Tuesday, March 4, 2014

William Stringfellow on Sainthood.

"Becoming and being a saint does not mean being perfect but being whole; it does not not mean being exceptionally religious, or being religious at all, it means being liberated from religiosity and religious pietism of any sort; it does not mean being morally better, it means being exemplary; it does not mean being godly, but rather being truly human; it does not mean being otherworldly, but it means being deeply implicated in the practical existence of this world without succumbing to this world or any aspect of this world, no matter how beguiling. Being holy means a radical self-knowledge; a sense of who one is, a consciousness of one's identity so thorough that it is no longer confused with the identities of others, of persons or of any creatures or of God or of any idols. 

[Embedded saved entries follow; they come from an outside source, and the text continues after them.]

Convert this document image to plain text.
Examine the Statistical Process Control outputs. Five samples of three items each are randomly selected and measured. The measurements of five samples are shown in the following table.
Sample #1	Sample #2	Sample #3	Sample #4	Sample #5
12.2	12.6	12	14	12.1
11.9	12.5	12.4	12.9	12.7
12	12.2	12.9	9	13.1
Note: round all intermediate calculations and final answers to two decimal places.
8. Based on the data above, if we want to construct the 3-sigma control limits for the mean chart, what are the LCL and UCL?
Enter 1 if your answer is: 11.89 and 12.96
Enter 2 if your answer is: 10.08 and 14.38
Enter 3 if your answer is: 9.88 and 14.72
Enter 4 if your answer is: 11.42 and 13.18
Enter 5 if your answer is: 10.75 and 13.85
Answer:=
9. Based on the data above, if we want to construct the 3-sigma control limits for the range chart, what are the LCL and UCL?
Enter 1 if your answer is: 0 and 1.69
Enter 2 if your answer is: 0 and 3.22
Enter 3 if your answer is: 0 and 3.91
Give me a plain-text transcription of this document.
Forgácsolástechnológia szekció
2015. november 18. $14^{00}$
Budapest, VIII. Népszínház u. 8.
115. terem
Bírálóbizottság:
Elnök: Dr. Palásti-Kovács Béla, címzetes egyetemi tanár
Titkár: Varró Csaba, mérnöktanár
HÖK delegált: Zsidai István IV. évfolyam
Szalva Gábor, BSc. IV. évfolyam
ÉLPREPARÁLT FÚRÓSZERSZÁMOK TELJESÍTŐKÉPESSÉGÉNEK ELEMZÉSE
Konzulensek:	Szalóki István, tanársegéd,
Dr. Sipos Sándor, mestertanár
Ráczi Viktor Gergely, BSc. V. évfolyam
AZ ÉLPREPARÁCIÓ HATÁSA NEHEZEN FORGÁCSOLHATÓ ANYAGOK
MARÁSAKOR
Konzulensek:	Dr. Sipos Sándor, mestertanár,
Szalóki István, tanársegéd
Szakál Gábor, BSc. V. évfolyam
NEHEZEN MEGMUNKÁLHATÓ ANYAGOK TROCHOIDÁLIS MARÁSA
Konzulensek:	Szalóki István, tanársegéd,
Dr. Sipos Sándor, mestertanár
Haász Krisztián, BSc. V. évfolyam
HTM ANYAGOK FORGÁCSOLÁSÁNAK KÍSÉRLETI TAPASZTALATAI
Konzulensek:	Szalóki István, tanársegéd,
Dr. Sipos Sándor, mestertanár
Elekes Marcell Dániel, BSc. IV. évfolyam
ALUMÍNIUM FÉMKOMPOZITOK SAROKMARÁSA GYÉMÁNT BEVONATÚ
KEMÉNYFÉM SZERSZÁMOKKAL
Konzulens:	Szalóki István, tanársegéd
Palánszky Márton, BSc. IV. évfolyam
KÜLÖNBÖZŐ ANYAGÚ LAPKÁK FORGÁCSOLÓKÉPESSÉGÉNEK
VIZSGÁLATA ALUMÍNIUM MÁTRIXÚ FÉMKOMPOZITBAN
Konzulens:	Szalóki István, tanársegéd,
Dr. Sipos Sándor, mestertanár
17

For human beings, relief and remedy from such profound confusion concerning a person's own identity and the identity and character of the Word of God becomes the indispensable and authenticating ingredient of being holy, and it is the most crucial aspect of becoming mature--or of being fulfilled--as a human in this world, in fallen creation. This is, at the same time, the manner through which humans can live humanly, in sanity and conscience, in the fallen world as it is. And these twin faculties, sanity and conscience--rather than some sentimental or pietistic or self-serving notion of moral perfection--constitute the usual marks of sanctification. That which distinguishes the saint is not eccentricity but sanity, not perfection but conscience."